Cresciuta sotto
l’ala protettrice del chitarrista rock blues Mike Zito, suo mentore e
produttore, Samantha Fish ha iniziato a calcare i palchi nel 2009, mettendo in
piedi, insieme alle coetanee Cassie Taylor e Dani Wilde, il progetto Girls With
Guitars. Anni importanti, questi, che hanno permesso alla chitarrista
originaria di Kansas City di farsi conoscere come valente musicista e ottima
cantante e di dare l’abbrivio a una carriera solista, iniziata nel 2011 con la
pubblicazione dell’ottimo Runaways. In seguito, sono arrivati altri due dischi,
l’ultimo dei quali, Wild Heart (2015), prodotto questa volta dall’ex Black
Crowes, Luther Dickinson, ha fatto finire la Fish sui taccuini di molti
critici, che hanno visto in lei la new sensation del movimento rock blues al
femminile. Il nuovo Chills & Fever certifica ora il passaggio di Samantha
dallo status “di giovane artista da tenere d’occhio con attenzione” a quello di
musicista che ha finalmente dimostrato a tutti il proprio talento. Se il citato
Wild Heart aveva segnato un passaggio a sonorità più marcatamente roots rock,
discostandosi dai lavori precedenti marcati a fuoco da un’inclinazione naturale
per il blues, questo full lenght segna un ennesimo scarto rispetto al passato:
Memphis soul e Motown R&B, pur essendo sempre stati nelle corde della
giovane chitarrista, qui diventano per la prima volta la portata principale del
pranzo, facendo passare in secondo piano le sonorità a cui ci eravamo abituati.
Registrato a Detroit (buon sangue non mente), con la collaborazione della
garage band dei Detroit Cobras, Chills & Fever suona come un divertito
compendio di musica nera che la Fish recita con consapevolezza filologica e un
piglio da rocker che sfocia in viscerali assoli di chitarra. Si inizia con He
Did It, ruggito r’n’b capace di fondere sonorità retrò (i coretti di contorno
hanno radici lontane) coi fendenti di una chitarra garage e una voce che stende
per potenza ed estensione.
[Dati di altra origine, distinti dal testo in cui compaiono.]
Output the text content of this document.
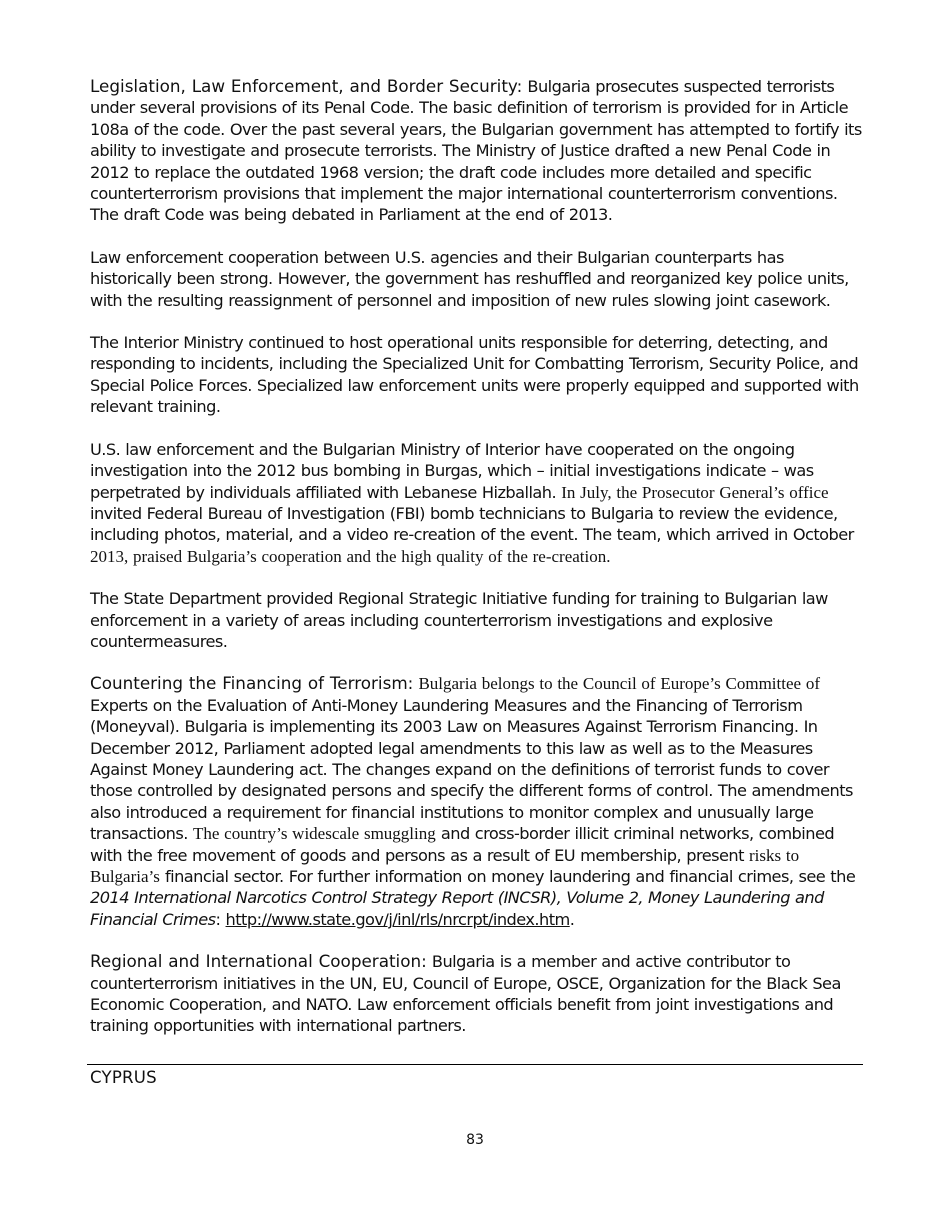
Legislation, Law Enforcement, and Border Security: Bulgaria prosecutes suspected terrorists under several provisions of its Penal Code. The basic definition of terrorism is provided for in Article 108a of the code. Over the past several years, the Bulgarian government has attempted to fortify its ability to investigate and prosecute terrorists. The Ministry of Justice drafted a new Penal Code in 2012 to replace the outdated 1968 version; the draft code includes more detailed and specific counterterrorism provisions that implement the major international counterterrorism conventions. The draft Code was being debated in Parliament at the end of 2013.

Law enforcement cooperation between U.S. agencies and their Bulgarian counterparts has historically been strong. However, the government has reshuffled and reorganized key police units, with the resulting reassignment of personnel and imposition of new rules slowing joint casework.

The Interior Ministry continued to host operational units responsible for deterring, detecting, and responding to incidents, including the Specialized Unit for Combatting Terrorism, Security Police, and Special Police Forces. Specialized law enforcement units were properly equipped and supported with relevant training.

U.S. law enforcement and the Bulgarian Ministry of Interior have cooperated on the ongoing investigation into the 2012 bus bombing in Burgas, which – initial investigations indicate – was perpetrated by individuals affiliated with Lebanese Hizballah. In July, the Prosecutor General’s office invited Federal Bureau of Investigation (FBI) bomb technicians to Bulgaria to review the evidence, including photos, material, and a video re-creation of the event. The team, which arrived in October 2013, praised Bulgaria’s cooperation and the high quality of the re-creation.

The State Department provided Regional Strategic Initiative funding for training to Bulgarian law enforcement in a variety of areas including counterterrorism investigations and explosive countermeasures.

Countering the Financing of Terrorism: Bulgaria belongs to the Council of Europe’s Committee of Experts on the Evaluation of Anti-Money Laundering Measures and the Financing of Terrorism (Moneyval). Bulgaria is implementing its 2003 Law on Measures Against Terrorism Financing. In December 2012, Parliament adopted legal amendments to this law as well as to the Measures Against Money Laundering act. The changes expand on the definitions of terrorist funds to cover those controlled by designated persons and specify the different forms of control. The amendments also introduced a requirement for financial institutions to monitor complex and unusually large transactions. The country’s widescale smuggling and cross-border illicit criminal networks, combined with the free movement of goods and persons as a result of EU membership, present risks to Bulgaria’s financial sector. For further information on money laundering and financial crimes, see the 2014 International Narcotics Control Strategy Report (INCSR), Volume 2, Money Laundering and Financial Crimes: http://www.state.gov/j/inl/rls/nrcrpt/index.htm.

Regional and International Cooperation: Bulgaria is a member and active contributor to counterterrorism initiatives in the UN, EU, Council of Europe, OSCE, Organization for the Black Sea Economic Cooperation, and NATO. Law enforcement officials benefit from joint investigations and training opportunities with international partners.

CYPRUS
83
Un pezzo vibrante, a cui fanno da contraltare le
sfumature jazzy e l’andamento sinuoso della title track, che strizza l’occhio a
Amy Winehouse e riporta al mood del bel disco d‘esordio di Ina Forsam, uscito
lo scorso anno.
Quando la Fish, poi, si misura con la cover di Hello Stranger
(l’originale è di Barbara Lewis e risale al 1963), dimostra di trovarsi a suo
agio anche con più moderne ed eleganti sonorità nu soul. Sono tante, però, le
frecce all’arco della Fish, che sa ipnotizzare col groove dinoccolato dello
swamp blues di It’s You Voodoo Working, che infiocchetta una splendida melodia
in Hurt’s All Gone, ammiccamento in chiave pop al songwriting dell’immensa
Laura Nyro, o che spinge l’acceleratore a tavoletta nel funky fulminante di You
Can’t Go. La lunga scaletta (sono ben quattordici le canzoni del lotto), è
contornata però anche di altri episodi degni di nota: il sax iniziale di Either
Way I Lose, ad esempio, suggerisce un omaggio al sound dei Morphine, in Never
Gonna Cry si respira l’aria spensierata degli ingenui anni sessanta, Nearer To
You è un ballatone tutto miele e liquerizia che illanguidisce il cuore, mentre
la cover tutta slide del traditional Crow Jane porta il suo passo cadenzato
dalle parti del North Mississippi. I’ll Come Running Over, plagio furbetto di
Everybody Needs Somedody dei Blues Brothers, chiude con un’iniezione di
giocosa energia un disco vario e divertente, che ci consegna, senza ombra di
dubbio, la miglior versione possibile di Samantha Fish.